A careful perusal of the afore-quoted stipulation provided in the trust receipt agreements convinces this Court that indeed the claimant-lawyer is entitled to a reasonable attorney's fees.

Notwithstanding the fact that petitioner is not a party to the retainer contract between respondent and claimant-lawyer and alleges not to be a privy to the trust agreements, "the relation of attorney and client may exist even though a third person pays or is to pay for the attorney's services." (U.S. Everett v. Alpha Portland Cement Co., 225 F. 931). Furthermore, the law recognizes the validity of stipulation included in negotiable instruments and mortgages with respect to attorney's fees in the form of penalty provided that they are not unreasonable or unconscionable. (Philippine Engineering Co. v. Green, G.R. No. 24486, December 16, 1925, 48 Phil. 466).

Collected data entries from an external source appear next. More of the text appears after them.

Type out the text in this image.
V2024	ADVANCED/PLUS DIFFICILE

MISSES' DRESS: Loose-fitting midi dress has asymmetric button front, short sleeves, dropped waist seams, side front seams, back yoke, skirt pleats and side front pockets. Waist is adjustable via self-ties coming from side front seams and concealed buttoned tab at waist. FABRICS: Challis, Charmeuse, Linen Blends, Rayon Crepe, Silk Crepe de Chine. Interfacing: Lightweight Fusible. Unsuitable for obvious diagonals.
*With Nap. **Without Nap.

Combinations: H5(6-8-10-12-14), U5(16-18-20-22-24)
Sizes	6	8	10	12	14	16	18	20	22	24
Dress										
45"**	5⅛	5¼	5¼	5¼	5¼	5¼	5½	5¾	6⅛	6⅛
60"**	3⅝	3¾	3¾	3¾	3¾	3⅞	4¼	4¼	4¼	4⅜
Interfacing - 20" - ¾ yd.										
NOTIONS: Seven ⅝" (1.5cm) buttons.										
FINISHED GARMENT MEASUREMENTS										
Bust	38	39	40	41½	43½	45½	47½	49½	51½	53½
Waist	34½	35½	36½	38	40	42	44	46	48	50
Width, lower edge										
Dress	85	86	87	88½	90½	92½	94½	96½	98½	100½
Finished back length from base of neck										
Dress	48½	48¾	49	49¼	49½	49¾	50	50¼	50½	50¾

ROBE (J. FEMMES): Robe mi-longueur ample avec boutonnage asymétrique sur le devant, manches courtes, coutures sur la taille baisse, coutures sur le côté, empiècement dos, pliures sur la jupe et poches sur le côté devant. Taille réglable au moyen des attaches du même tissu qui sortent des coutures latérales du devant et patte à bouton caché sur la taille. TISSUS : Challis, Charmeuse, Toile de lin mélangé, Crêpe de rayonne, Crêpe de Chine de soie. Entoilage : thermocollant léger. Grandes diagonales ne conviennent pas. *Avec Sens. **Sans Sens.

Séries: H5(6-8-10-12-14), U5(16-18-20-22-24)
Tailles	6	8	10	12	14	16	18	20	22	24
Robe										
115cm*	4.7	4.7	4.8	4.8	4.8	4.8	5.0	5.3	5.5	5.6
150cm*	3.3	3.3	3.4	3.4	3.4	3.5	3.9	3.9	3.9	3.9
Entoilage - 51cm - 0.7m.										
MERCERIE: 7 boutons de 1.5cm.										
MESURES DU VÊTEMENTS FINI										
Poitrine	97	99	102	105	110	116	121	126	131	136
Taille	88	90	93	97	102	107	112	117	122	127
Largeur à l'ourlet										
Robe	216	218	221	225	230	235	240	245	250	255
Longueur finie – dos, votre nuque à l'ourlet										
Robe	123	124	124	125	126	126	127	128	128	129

All premises considered, this Court is convinced that the lower court did not commit grave abuse of discretion in awarding attorney's fees to respondent Atty. Agaton since such an award is based on the evidence presented by the parties before the lower court and on law. And since the jurisdiction of the lower court is not in question, We hold that the respondent Court of Appeals did not err in dismissing the petition, thereby affirming the lower court's decision.

ACCORDINGLY, this petition is DISMISSED with costs against the petitioner.

SO ORDERED.

Narvasa, Cruz, Gancayco and Griño-Aquino, JJ., concur.